In July a group of Friends spent a morning exploring four fascinating exhibitions in Pātaka Art + Museum’s newly refurbished galleries.

Friends will remember Whiti Te Rā! from Te Papa, when Ngāti Toa were Iwi in Residence. This extensive exhibition explores the journey of local Porirua iwi Ngāti Toa Rangatira from their southern migration from Taranaki in the 1820s and 1830s, then through the years of colonial conflict into the 20th century. At Pātaka you can see some unique taonga not shown at Te Papa, such as Te Rauparaha’s pipe.

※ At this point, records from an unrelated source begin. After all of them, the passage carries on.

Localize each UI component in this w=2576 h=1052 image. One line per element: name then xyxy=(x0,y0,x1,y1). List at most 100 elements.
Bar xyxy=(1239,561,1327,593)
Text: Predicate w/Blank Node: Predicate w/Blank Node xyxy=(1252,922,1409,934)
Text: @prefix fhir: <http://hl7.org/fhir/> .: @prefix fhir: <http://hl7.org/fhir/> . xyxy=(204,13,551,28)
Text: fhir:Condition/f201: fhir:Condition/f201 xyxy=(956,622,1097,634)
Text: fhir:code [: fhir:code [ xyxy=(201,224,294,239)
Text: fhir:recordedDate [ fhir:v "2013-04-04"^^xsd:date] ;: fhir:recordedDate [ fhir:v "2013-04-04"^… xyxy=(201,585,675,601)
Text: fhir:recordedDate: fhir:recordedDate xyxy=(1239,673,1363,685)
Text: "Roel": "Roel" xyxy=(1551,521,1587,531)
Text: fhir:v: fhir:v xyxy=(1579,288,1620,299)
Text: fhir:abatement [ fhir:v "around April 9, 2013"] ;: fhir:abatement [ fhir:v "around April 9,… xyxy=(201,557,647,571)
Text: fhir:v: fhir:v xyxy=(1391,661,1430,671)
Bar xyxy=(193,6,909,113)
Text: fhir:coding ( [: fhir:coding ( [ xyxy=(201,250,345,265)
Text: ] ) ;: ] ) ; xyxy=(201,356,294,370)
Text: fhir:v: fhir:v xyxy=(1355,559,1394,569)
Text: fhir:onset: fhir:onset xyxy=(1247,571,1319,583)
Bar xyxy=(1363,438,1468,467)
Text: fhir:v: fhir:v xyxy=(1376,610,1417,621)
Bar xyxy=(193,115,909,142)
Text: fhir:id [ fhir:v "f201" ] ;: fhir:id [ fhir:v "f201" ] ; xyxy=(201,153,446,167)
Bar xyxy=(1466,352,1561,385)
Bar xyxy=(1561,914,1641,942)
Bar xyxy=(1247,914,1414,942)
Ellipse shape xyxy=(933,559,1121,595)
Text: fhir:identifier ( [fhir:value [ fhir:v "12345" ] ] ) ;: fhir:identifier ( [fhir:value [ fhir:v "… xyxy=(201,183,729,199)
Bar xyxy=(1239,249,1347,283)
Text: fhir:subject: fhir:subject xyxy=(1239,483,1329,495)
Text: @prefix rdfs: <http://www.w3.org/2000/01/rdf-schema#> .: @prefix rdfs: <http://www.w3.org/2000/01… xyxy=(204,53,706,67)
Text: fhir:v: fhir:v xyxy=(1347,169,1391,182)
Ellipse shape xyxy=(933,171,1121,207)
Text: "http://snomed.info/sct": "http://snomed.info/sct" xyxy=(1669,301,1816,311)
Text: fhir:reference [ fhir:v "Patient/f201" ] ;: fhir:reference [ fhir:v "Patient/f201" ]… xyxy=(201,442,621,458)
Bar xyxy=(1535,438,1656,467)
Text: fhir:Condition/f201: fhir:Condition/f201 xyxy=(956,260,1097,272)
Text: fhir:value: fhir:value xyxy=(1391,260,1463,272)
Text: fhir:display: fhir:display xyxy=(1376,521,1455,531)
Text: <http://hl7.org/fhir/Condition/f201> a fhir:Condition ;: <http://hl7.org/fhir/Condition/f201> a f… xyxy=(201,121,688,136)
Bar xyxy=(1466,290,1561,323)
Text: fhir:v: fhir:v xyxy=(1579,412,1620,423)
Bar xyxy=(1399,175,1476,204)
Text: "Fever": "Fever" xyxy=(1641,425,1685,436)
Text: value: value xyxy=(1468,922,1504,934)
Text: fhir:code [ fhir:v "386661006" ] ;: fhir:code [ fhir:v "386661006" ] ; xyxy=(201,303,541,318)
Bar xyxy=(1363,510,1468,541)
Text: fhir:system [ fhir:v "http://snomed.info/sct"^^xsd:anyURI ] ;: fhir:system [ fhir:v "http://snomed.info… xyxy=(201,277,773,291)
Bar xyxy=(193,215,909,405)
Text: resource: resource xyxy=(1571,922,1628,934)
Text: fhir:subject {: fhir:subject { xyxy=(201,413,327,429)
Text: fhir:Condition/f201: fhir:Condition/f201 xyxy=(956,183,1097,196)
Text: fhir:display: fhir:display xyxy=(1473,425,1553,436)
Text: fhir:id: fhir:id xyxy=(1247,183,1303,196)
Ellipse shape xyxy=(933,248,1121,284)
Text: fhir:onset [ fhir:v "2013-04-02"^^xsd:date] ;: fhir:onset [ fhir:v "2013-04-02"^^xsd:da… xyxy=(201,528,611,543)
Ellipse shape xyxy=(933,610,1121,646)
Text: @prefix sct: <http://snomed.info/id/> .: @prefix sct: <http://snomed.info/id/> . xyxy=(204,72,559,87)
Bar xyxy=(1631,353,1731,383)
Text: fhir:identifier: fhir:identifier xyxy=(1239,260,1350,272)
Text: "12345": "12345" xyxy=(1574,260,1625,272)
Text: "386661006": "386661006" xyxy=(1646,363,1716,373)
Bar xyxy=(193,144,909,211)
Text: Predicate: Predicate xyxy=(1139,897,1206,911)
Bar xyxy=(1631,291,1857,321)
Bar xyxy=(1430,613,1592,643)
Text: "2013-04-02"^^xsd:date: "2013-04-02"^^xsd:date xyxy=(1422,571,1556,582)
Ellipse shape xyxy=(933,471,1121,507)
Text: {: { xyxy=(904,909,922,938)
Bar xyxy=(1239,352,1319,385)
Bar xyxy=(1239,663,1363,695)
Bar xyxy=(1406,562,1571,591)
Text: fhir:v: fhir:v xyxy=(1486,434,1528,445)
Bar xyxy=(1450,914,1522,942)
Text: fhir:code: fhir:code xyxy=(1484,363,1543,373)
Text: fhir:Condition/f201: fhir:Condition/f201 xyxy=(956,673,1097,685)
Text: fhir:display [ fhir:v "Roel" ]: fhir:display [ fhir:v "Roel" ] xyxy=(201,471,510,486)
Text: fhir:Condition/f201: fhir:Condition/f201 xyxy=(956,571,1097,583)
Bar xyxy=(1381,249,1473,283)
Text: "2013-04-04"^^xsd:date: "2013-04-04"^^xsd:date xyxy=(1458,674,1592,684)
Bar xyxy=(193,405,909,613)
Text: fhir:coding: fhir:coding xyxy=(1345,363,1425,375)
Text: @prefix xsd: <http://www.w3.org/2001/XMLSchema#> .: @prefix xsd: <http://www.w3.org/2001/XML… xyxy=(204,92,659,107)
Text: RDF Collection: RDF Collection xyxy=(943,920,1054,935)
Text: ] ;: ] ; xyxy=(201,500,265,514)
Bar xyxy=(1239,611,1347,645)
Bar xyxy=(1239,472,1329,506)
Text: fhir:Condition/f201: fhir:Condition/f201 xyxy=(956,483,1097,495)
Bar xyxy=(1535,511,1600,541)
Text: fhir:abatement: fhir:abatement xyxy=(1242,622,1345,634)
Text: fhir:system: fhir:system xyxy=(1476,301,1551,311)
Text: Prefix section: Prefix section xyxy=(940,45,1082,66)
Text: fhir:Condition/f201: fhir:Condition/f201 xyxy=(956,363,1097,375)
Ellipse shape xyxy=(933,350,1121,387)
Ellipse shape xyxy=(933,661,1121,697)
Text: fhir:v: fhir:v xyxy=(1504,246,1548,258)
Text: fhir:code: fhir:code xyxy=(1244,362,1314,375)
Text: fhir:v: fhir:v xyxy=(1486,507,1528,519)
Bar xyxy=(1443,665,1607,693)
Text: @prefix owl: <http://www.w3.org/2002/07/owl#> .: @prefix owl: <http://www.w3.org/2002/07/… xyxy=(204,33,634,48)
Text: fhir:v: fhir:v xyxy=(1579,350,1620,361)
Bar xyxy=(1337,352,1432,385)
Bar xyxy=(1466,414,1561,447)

Around the corner was the fascinating exhibition Puiaki – Carved Knowledge, a wonderful collection of waka huia, or carved wooden treasure boxes. Highly prized by Maori, they were used for storing huia feathers and other tapu adornments. Many were taken and traded or sold on the European markets and the exhibition tells the story of their overseas travel and eventual return to New Zealand.

Next, we marvelled at the prolific work of Owen Mapp, in Pātaka’s retrospective of his bone carvings, Dragons and Taniwha – 50 years an artist carver. Owen established the revival of bone carving, embracing traditional Maori motifs and small object sculptures. Regarded as New Zealand’s most eminent living artist in the field of bone carving, he has shared his skills over the years with emerging carvers and is highly regarded by Maori. On the end wall of the gallery there is a wonderful photo mural of Owen’s working studio, created by curator Alice Masters, which will bring joy to all the men who hanker after a shed!

Friends group enjoying morning tea at Kaizen café.

Lastly we were hugely impressed by the stunning art works of Danie Mellor, in Pleasure and Vexation – the Strata and spectacle of history. Danie is a contemporary Australian artist who won the 2009 National Aboriginal and Torres Strait Islander Art Award. This first major exhibition of his work in New Zealand includes over 20 drawings, paintings and digitally manipulated photographs that depict the history and tragedies of indigenous and Australian history and colonialism. Danie’s signature blue and white palette which references colonial-era blue and white Spode china was fascinating viewing, with its exquisitely detailed images of native bush, animals and aboriginals. Pleasure and Vexation runs until 19 August, so make sure you see it soon.

Thank you to all at Pātaka who made our visit so memorable, particularly our wonderful hosts Mark Hutchins-Pond Contemporary Art Curator and Alice Masters Social History Curator, and the excellent staff of Kaizen café, who made us so welcome despite the business of the school holidays. We loved our morning!